Le vittime sono padre e figlio, imprenditori edili di Mozzanica, titolari di una ditta che aveva preso in subappalto lavori in un importante cantiere a Milano. L’appalto era stato assegnato dalla Fenice Spa, società guidata da Lorenzo Sbraccia, ora agli arresti insieme ad altre sette persone con l’accusa di tentata estorsione. I due imprenditori vantavano crediti per circa 30 milioni di euro sulla base dello stato avanzamento lavori, ma si sono visti opporre un netto rifiuto ai pagamenti da parte del committente.
Secondo quanto ricostruito dai Ros dei Carabinieri, coordinati dal pm Francesco De Tommasi, Sbraccia avrebbe provato a forzare una “trattativa extragiudiziale” attraverso l’intervento di personaggi vicini alla ‘ndrangheta, con l’obiettivo di costringere i due imprenditori bergamaschi ad accettare una cifra molto inferiore — non oltre 8 milioni di euro — rinunciando così ad agire in sede civile.
Tra i principali attori del tentativo di intimidazione spicca Annunziatino Romeo, 59 anni, originario di Platì e residente a Corsico, ex collaboratore di giustizia legato alla cosca Barbaro Rosi. Sarebbe stato scelto da Gallo per condurre la “mediazione” proprio in virtù della sua reputazione criminale. Romeo, secondo l’accusa, si sarebbe avvalso di luogotenenti attivi anche nel bergamasco.
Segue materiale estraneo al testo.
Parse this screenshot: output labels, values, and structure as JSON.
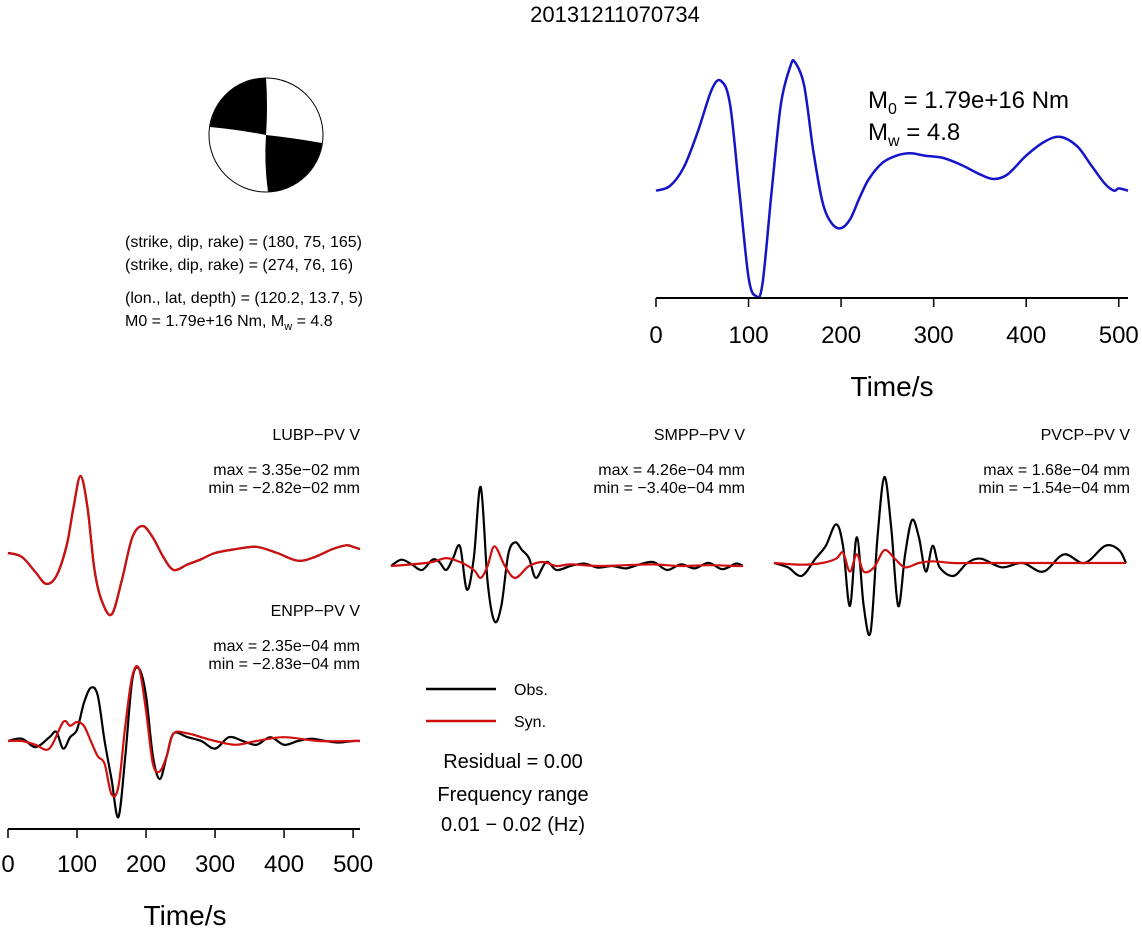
{
  "title": "20131211070734",
  "beachball": {
    "planes": [
      {
        "label": "(strike, dip, rake) = (180, 75, 165)"
      },
      {
        "label": "(strike, dip, rake) = (274, 76, 16)"
      }
    ],
    "location_label": "(lon., lat, depth) = (120.2, 13.7, 5)",
    "moment_label_main": "M",
    "moment_label_text": "0 = 1.79e+16 Nm, M",
    "mw_sub": "w",
    "mw_text": " = 4.8",
    "fill_color": "#000000"
  },
  "stf": {
    "m0_main": "M",
    "m0_sub": "0",
    "m0_value": " = 1.79e+16 Nm",
    "mw_main": "M",
    "mw_sub": "w",
    "mw_value": " = 4.8",
    "color": "#1414c8"
  },
  "legend": {
    "obs_label": "Obs.",
    "syn_label": "Syn.",
    "obs_color": "#000000",
    "syn_color": "#d01010",
    "residual": "Residual = 0.00",
    "freq_title": "Frequency range",
    "freq_value": "0.01 − 0.02 (Hz)"
  },
  "chart_data": [
    {
      "type": "line",
      "title": "source time function",
      "xlabel": "Time/s",
      "xlim": [
        0,
        510
      ],
      "xticks": [
        "0",
        "100",
        "200",
        "300",
        "400",
        "500"
      ],
      "series": [
        {
          "name": "stf",
          "x": [
            0,
            15,
            30,
            45,
            60,
            70,
            80,
            90,
            100,
            108,
            115,
            125,
            135,
            145,
            150,
            160,
            170,
            180,
            190,
            200,
            210,
            220,
            230,
            245,
            260,
            275,
            290,
            310,
            330,
            350,
            365,
            380,
            400,
            420,
            437,
            455,
            470,
            485,
            495,
            500,
            510
          ],
          "values": [
            0.45,
            0.47,
            0.55,
            0.7,
            0.88,
            0.92,
            0.82,
            0.45,
            0.08,
            0.0,
            0.05,
            0.45,
            0.82,
            0.98,
            1.0,
            0.9,
            0.62,
            0.4,
            0.31,
            0.29,
            0.33,
            0.42,
            0.5,
            0.57,
            0.6,
            0.61,
            0.6,
            0.59,
            0.56,
            0.52,
            0.5,
            0.52,
            0.6,
            0.66,
            0.68,
            0.64,
            0.56,
            0.48,
            0.45,
            0.46,
            0.45
          ]
        }
      ]
    },
    {
      "type": "line",
      "station": "LUBP−PV V",
      "max": "max = 3.35e−02 mm",
      "min": "min = −2.82e−02 mm",
      "xlim": [
        0,
        510
      ],
      "series": [
        {
          "name": "Obs.",
          "x": [
            0,
            20,
            40,
            55,
            70,
            85,
            95,
            105,
            115,
            125,
            135,
            150,
            165,
            180,
            195,
            210,
            225,
            240,
            260,
            280,
            300,
            330,
            360,
            390,
            420,
            445,
            470,
            490,
            500,
            510
          ],
          "values": [
            0.0,
            -0.05,
            -0.25,
            -0.4,
            -0.3,
            0.1,
            0.6,
            1.0,
            0.6,
            -0.2,
            -0.6,
            -0.8,
            -0.35,
            0.2,
            0.35,
            0.2,
            -0.05,
            -0.22,
            -0.15,
            -0.08,
            0.0,
            0.05,
            0.08,
            0.0,
            -0.1,
            -0.05,
            0.05,
            0.1,
            0.08,
            0.05
          ]
        },
        {
          "name": "Syn.",
          "x": [
            0,
            20,
            40,
            55,
            70,
            85,
            95,
            105,
            115,
            125,
            135,
            150,
            165,
            180,
            195,
            210,
            225,
            240,
            260,
            280,
            300,
            330,
            360,
            390,
            420,
            445,
            470,
            490,
            500,
            510
          ],
          "values": [
            0.0,
            -0.05,
            -0.25,
            -0.4,
            -0.3,
            0.1,
            0.6,
            1.0,
            0.6,
            -0.2,
            -0.6,
            -0.8,
            -0.35,
            0.2,
            0.35,
            0.2,
            -0.05,
            -0.22,
            -0.15,
            -0.08,
            0.0,
            0.05,
            0.08,
            0.0,
            -0.1,
            -0.05,
            0.05,
            0.1,
            0.08,
            0.05
          ]
        }
      ]
    },
    {
      "type": "line",
      "station": "SMPP−PV V",
      "max": "max = 4.26e−04 mm",
      "min": "min = −3.40e−04 mm",
      "xlim": [
        0,
        510
      ],
      "series": [
        {
          "name": "Obs.",
          "x": [
            0,
            15,
            30,
            45,
            60,
            70,
            80,
            90,
            100,
            110,
            120,
            130,
            140,
            150,
            160,
            170,
            180,
            190,
            200,
            210,
            225,
            240,
            260,
            280,
            300,
            320,
            340,
            360,
            380,
            400,
            420,
            440,
            460,
            480,
            500,
            510
          ],
          "values": [
            0.0,
            0.08,
            0.02,
            -0.05,
            0.08,
            0.05,
            -0.05,
            0.1,
            0.25,
            -0.3,
            0.1,
            1.0,
            -0.2,
            -0.7,
            -0.5,
            0.15,
            0.3,
            0.2,
            0.1,
            -0.15,
            0.05,
            -0.05,
            0.0,
            0.03,
            -0.02,
            0.0,
            -0.03,
            0.02,
            0.05,
            -0.05,
            0.02,
            -0.03,
            0.04,
            -0.04,
            0.03,
            0.0
          ]
        },
        {
          "name": "Syn.",
          "x": [
            0,
            30,
            60,
            80,
            100,
            120,
            130,
            140,
            150,
            165,
            180,
            200,
            220,
            240,
            260,
            300,
            340,
            380,
            420,
            460,
            500,
            510
          ],
          "values": [
            0.0,
            0.02,
            0.05,
            0.1,
            0.05,
            -0.05,
            -0.15,
            0.0,
            0.25,
            0.0,
            -0.15,
            0.0,
            0.05,
            0.0,
            0.02,
            0.0,
            0.01,
            0.02,
            0.0,
            0.01,
            0.0,
            0.0
          ]
        }
      ]
    },
    {
      "type": "line",
      "station": "PVCP−PV V",
      "max": "max = 1.68e−04 mm",
      "min": "min = −1.54e−04 mm",
      "xlim": [
        0,
        510
      ],
      "series": [
        {
          "name": "Obs.",
          "x": [
            0,
            20,
            40,
            60,
            75,
            90,
            100,
            110,
            120,
            130,
            140,
            150,
            160,
            170,
            180,
            190,
            200,
            210,
            220,
            230,
            240,
            260,
            280,
            300,
            330,
            360,
            390,
            420,
            450,
            480,
            500,
            510
          ],
          "values": [
            0.0,
            -0.05,
            -0.15,
            0.05,
            0.2,
            0.45,
            0.2,
            -0.5,
            0.3,
            -0.5,
            -0.8,
            0.3,
            1.0,
            0.4,
            -0.5,
            0.1,
            0.5,
            0.3,
            -0.1,
            0.2,
            -0.05,
            -0.15,
            0.0,
            0.05,
            -0.05,
            0.0,
            -0.1,
            0.1,
            0.0,
            0.2,
            0.15,
            0.0
          ]
        },
        {
          "name": "Syn.",
          "x": [
            0,
            40,
            70,
            90,
            100,
            110,
            120,
            130,
            145,
            160,
            175,
            190,
            210,
            230,
            260,
            300,
            350,
            400,
            450,
            500,
            510
          ],
          "values": [
            0.0,
            -0.02,
            0.0,
            0.05,
            0.12,
            -0.1,
            0.1,
            -0.1,
            -0.05,
            0.15,
            0.05,
            -0.05,
            0.0,
            0.02,
            0.0,
            0.0,
            0.0,
            0.0,
            0.0,
            0.0,
            0.0
          ]
        }
      ]
    },
    {
      "type": "line",
      "station": "ENPP−PV V",
      "max": "max = 2.35e−04 mm",
      "min": "min = −2.83e−04 mm",
      "xlabel": "Time/s",
      "xlim": [
        0,
        510
      ],
      "xticks": [
        "0",
        "100",
        "200",
        "300",
        "400",
        "500"
      ],
      "series": [
        {
          "name": "Obs.",
          "x": [
            0,
            20,
            40,
            60,
            70,
            80,
            90,
            100,
            110,
            120,
            130,
            140,
            150,
            160,
            170,
            180,
            190,
            200,
            210,
            220,
            230,
            240,
            260,
            280,
            300,
            320,
            340,
            360,
            380,
            400,
            420,
            440,
            460,
            480,
            500,
            510
          ],
          "values": [
            0.0,
            0.03,
            -0.08,
            0.05,
            0.12,
            -0.1,
            0.05,
            0.15,
            0.5,
            0.7,
            0.6,
            0.0,
            -0.5,
            -1.0,
            -0.2,
            0.8,
            0.95,
            0.6,
            -0.2,
            -0.5,
            -0.2,
            0.1,
            0.05,
            0.0,
            -0.1,
            0.05,
            0.0,
            -0.05,
            0.05,
            -0.05,
            0.0,
            0.03,
            0.0,
            -0.02,
            0.0,
            0.0
          ]
        },
        {
          "name": "Syn.",
          "x": [
            0,
            20,
            40,
            60,
            80,
            90,
            100,
            110,
            120,
            130,
            140,
            150,
            160,
            170,
            180,
            190,
            200,
            210,
            220,
            230,
            240,
            260,
            280,
            300,
            330,
            360,
            400,
            450,
            500,
            510
          ],
          "values": [
            0.0,
            0.0,
            -0.05,
            -0.1,
            0.25,
            0.2,
            0.25,
            0.2,
            0.0,
            -0.2,
            -0.3,
            -0.7,
            -0.6,
            0.2,
            0.85,
            0.95,
            0.4,
            -0.3,
            -0.4,
            -0.2,
            0.1,
            0.1,
            0.05,
            0.0,
            -0.05,
            0.0,
            0.05,
            0.0,
            0.0,
            0.0
          ]
        }
      ]
    }
  ]
}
Due arrestati sono infatti residenti a Romano di Lombardia: si tratta di Francesco Baldo, 57 anni, coinvolto nella mediazione, e Fulvio Cilisto, 54, pluripregiudicato. Proprio Cilisto avrebbe fatto scattare l’allarme nei due imprenditori, evocando la presenza di “calabresi di Treviglio” pronti a intervenire per risolvere il contenzioso, a favore naturalmente del committente Sbraccia.
Il tentativo di estorsione, però, non è andato a buon fine: dopo cinque mesi di pressioni, minacce e trattative al ribasso, gli imprenditori hanno deciso di rompere i contatti, rifiutando anche le offerte inferiori agli 8 milioni di euro. Una resistenza definita “esemplare” nelle carte del gip milanese Fabrizio Felice, che ha parlato di «ulteriore manifestazione della prepotenza dei correi».
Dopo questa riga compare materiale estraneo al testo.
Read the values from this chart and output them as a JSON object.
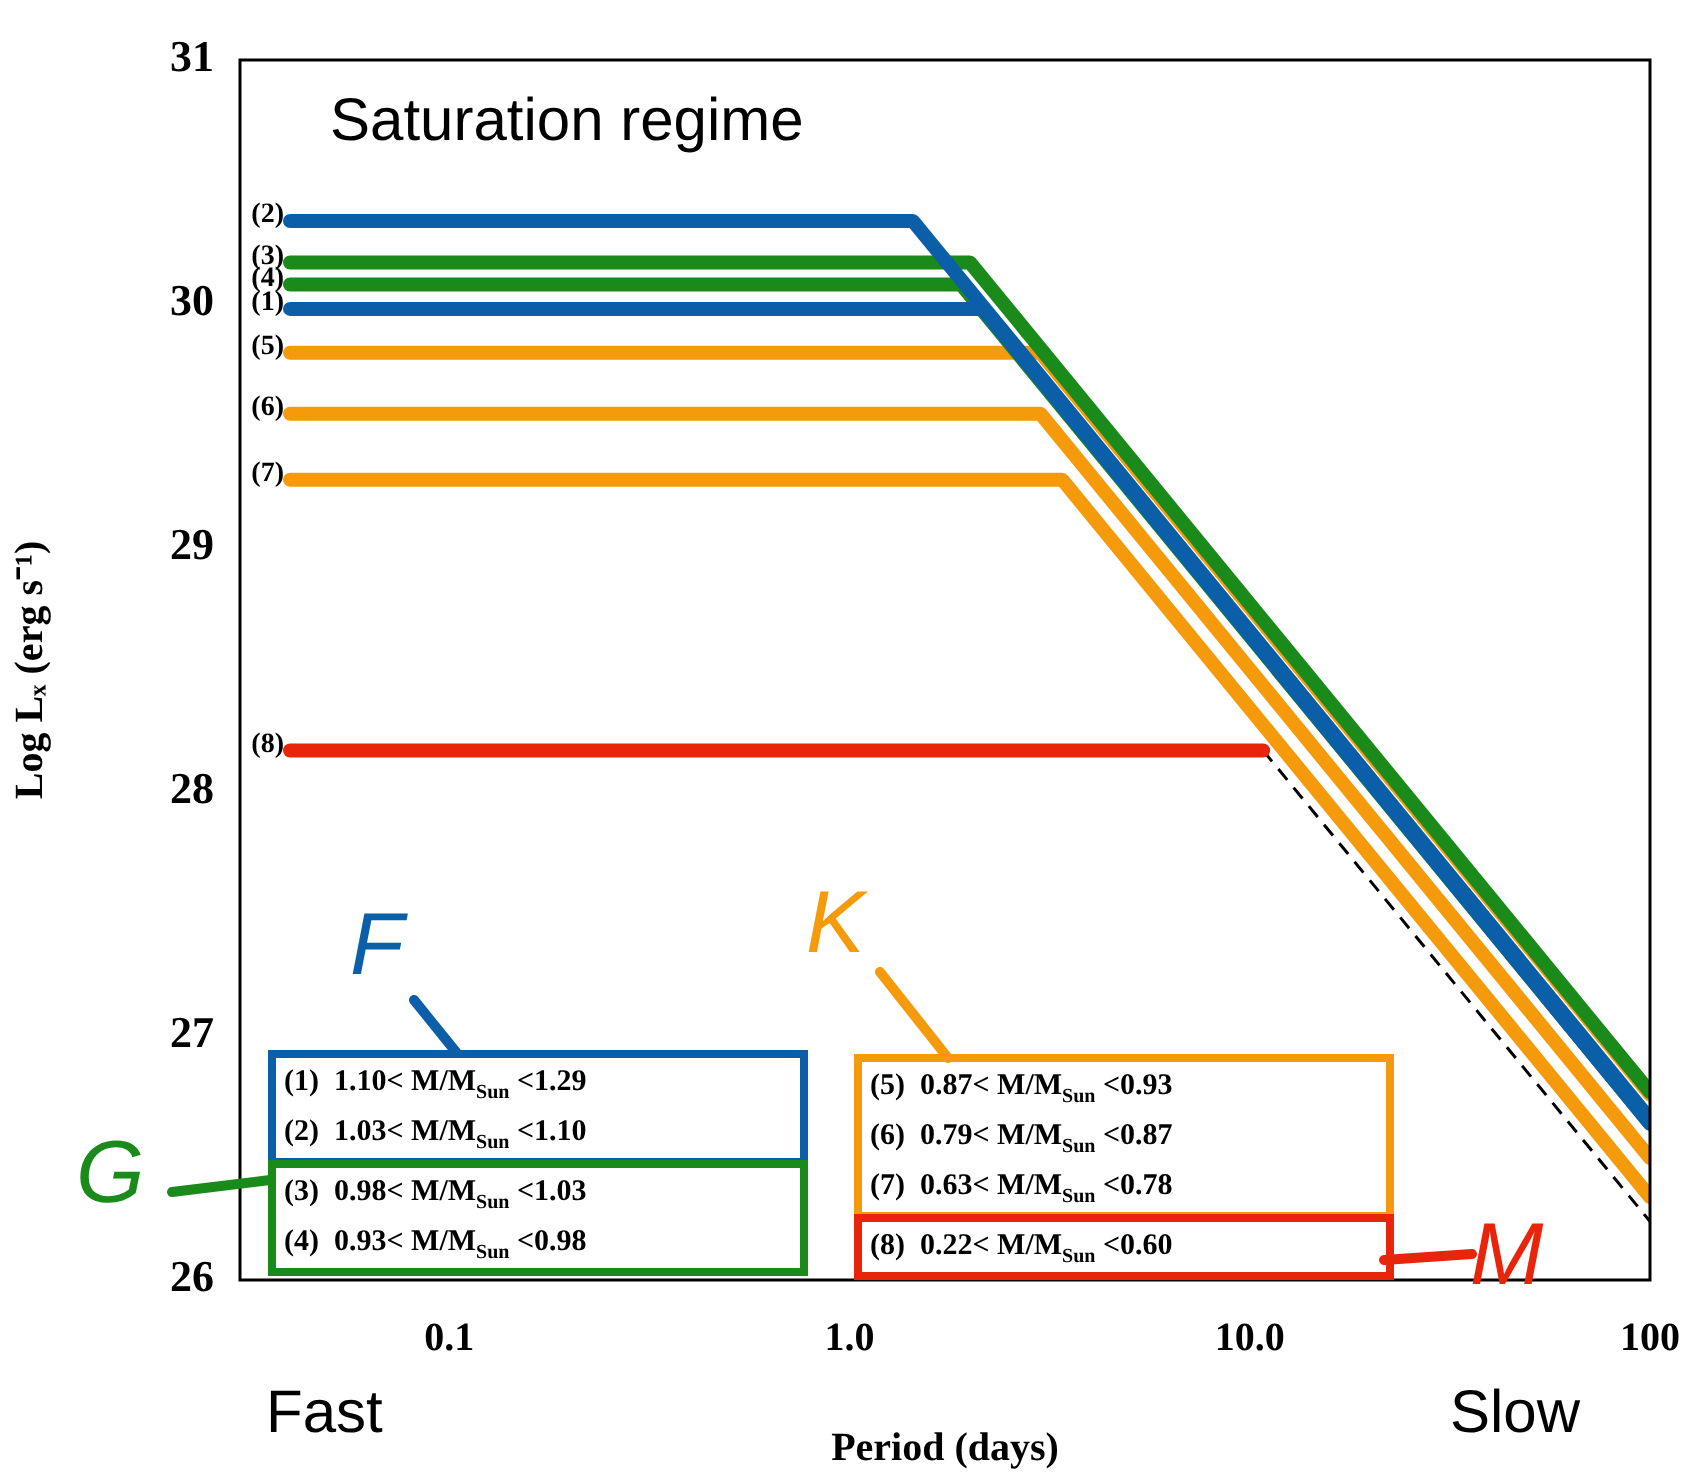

Nei prossimi giorni sono previsti gli interrogatori di garanzia per tutti gli indagati. L’indagine rivela ancora una volta l’infiltrazione delle mafie in Lombardia, anche nel settore edilizio, con metodi che ricalcano dinamiche tipiche della criminalità organizzata calabrese: pressioni psicologiche, intimidazioni e mediazioni “parallele” per ottenere risultati economici sotto minaccia.